La prima – la narrazione ministeriale - è quella sostenuta dal Ministro della cultura in carica in quel periodo e dal secondo Commissario.
La seconda – la narrazione di opposizione - è quella condivisa dall’ex Soprintendente di Pompei Pietro Guzzo, dall’ex direttore per le antichità e membro della commissione di indirizzo e coordinamento, dal sindacato UIL e da Italia Nostra.
Ogni narrazione è caratterizzata dal fatto di essere omogenea rispetto all’interpretazione degli obiettivi, delle decisioni prese dal Commissario e dei risultati raggiunti.

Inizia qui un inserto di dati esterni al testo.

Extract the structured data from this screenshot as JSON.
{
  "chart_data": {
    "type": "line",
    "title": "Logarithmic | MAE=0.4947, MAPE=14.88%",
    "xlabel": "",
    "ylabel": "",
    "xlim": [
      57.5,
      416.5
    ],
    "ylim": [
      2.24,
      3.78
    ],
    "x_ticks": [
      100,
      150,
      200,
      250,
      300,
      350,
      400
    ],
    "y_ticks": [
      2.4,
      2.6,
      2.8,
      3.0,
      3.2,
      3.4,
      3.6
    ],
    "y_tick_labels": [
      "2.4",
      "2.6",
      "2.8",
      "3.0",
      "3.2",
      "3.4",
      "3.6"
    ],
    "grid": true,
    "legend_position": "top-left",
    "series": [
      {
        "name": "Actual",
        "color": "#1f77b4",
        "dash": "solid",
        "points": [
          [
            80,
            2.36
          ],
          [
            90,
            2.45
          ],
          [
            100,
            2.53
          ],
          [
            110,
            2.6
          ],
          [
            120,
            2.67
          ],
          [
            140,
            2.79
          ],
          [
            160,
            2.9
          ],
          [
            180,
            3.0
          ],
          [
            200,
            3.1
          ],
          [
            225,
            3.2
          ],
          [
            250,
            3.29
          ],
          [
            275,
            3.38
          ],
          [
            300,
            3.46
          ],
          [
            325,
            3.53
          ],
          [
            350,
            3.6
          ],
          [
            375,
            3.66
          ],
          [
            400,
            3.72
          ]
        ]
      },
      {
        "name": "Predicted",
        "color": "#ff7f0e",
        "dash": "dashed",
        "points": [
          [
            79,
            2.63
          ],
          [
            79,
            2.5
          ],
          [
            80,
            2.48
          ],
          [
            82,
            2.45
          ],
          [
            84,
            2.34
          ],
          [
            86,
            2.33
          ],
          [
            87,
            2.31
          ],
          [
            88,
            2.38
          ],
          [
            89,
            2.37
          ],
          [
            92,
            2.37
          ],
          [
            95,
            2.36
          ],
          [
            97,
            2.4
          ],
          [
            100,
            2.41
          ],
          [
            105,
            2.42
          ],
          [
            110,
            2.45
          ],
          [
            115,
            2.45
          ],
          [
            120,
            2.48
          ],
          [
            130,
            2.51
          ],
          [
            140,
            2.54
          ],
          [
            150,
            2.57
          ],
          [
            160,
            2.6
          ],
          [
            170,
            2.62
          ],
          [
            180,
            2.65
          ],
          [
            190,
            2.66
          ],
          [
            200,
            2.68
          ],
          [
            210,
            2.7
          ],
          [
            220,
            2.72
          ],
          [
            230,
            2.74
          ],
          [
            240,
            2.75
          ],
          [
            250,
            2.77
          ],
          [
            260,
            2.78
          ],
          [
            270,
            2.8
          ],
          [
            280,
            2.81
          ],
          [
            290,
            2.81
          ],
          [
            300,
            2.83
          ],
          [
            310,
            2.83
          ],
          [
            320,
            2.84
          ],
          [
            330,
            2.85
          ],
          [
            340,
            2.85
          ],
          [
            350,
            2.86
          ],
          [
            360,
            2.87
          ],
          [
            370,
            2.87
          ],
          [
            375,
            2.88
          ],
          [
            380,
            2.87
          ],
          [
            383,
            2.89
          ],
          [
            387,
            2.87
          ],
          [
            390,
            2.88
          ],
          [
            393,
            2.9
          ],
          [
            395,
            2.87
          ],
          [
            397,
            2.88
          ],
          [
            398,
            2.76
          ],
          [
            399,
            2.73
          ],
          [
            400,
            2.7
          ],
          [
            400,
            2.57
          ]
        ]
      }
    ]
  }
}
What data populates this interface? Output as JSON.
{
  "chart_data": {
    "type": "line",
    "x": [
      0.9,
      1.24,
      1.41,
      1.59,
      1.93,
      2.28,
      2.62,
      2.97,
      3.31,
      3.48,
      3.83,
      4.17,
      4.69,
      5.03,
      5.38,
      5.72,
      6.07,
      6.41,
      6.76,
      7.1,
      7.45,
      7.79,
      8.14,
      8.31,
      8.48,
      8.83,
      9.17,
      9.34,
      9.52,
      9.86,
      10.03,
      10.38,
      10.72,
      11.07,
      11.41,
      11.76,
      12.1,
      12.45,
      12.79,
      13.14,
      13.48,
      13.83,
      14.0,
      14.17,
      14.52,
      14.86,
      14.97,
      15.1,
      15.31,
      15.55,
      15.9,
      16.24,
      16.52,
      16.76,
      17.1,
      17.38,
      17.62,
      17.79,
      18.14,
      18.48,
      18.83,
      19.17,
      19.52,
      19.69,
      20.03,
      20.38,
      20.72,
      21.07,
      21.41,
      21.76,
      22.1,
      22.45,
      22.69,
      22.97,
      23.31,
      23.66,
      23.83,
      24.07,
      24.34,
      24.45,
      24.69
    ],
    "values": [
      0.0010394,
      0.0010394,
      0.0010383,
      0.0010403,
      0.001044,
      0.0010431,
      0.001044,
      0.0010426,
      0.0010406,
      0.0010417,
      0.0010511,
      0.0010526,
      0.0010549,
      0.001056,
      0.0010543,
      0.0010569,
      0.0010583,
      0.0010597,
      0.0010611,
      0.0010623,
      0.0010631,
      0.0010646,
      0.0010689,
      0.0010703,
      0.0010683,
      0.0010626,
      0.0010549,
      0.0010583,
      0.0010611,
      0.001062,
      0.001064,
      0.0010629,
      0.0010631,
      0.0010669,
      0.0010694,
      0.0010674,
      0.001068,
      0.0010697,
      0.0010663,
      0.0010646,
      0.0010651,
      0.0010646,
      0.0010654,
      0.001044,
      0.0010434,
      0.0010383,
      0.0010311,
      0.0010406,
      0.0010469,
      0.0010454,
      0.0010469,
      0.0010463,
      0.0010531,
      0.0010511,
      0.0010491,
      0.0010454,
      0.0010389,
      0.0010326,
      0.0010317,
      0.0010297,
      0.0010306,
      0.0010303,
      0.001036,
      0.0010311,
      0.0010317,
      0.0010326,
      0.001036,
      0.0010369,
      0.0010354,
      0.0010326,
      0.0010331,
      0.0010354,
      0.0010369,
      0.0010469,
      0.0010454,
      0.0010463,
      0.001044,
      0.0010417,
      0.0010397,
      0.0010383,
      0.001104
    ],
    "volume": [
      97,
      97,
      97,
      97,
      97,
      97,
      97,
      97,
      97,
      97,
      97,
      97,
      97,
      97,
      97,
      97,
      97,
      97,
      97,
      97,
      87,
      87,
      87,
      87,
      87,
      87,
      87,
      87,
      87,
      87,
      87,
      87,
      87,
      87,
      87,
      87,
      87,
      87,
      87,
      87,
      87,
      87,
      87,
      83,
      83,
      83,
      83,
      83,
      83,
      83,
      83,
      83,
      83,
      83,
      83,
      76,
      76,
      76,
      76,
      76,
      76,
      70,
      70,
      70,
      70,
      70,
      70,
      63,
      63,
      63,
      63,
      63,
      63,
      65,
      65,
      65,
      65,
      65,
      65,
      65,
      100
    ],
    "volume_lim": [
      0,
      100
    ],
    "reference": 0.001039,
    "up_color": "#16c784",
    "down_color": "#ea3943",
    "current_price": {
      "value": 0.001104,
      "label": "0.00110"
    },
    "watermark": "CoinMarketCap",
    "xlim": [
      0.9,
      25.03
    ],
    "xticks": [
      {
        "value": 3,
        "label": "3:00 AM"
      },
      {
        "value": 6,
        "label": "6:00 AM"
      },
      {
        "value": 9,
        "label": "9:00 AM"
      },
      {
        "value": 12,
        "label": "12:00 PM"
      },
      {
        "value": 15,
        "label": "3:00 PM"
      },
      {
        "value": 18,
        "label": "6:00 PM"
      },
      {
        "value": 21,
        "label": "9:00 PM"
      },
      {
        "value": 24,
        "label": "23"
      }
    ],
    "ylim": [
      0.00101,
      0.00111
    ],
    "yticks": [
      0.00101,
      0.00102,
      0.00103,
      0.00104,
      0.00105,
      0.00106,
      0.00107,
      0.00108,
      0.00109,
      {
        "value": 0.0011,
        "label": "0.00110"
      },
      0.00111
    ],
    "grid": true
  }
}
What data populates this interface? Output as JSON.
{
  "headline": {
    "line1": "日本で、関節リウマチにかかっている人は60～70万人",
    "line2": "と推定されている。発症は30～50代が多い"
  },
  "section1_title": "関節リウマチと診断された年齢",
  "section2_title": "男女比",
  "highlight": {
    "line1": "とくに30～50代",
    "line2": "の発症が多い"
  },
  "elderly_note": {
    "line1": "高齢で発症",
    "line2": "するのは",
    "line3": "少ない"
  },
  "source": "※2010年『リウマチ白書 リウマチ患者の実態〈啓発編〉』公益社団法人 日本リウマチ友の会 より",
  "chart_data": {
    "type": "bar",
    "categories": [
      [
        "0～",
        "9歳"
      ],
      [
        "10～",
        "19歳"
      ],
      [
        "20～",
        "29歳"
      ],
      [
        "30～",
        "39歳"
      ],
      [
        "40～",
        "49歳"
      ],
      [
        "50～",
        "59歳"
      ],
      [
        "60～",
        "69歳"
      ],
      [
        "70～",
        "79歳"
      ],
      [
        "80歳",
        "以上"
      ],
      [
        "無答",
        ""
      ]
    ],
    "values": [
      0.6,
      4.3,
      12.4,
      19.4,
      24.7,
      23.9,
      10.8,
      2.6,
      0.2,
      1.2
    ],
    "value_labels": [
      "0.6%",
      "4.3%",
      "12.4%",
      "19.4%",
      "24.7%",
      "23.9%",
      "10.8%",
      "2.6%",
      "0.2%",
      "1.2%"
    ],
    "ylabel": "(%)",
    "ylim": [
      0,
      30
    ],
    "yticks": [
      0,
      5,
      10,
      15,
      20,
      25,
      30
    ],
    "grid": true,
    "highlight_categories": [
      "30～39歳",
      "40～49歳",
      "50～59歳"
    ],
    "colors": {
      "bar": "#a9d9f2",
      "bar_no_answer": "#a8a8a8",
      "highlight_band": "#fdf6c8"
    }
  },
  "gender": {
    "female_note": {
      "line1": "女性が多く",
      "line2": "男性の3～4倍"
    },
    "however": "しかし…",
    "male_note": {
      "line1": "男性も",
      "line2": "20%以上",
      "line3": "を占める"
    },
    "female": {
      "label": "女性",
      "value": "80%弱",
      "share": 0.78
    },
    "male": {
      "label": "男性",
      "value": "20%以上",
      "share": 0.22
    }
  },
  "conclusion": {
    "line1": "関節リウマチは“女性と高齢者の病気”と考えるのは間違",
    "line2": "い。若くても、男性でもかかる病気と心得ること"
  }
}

Va ricordato che non è stato pertanto possibile includere nella ricerca il punto di vista dei funzionari della Soprintendenza poiché l’attuale Soprintendente non ha permesso che durante le interviste fossero approfondite questioni direttamente legate alla vicenda del commissariamento. Questo rafforza ulteriormente, semmai ce ne fosse bisogno, il giudizio negativo riguardo alla trasparenza dell’intera operazione.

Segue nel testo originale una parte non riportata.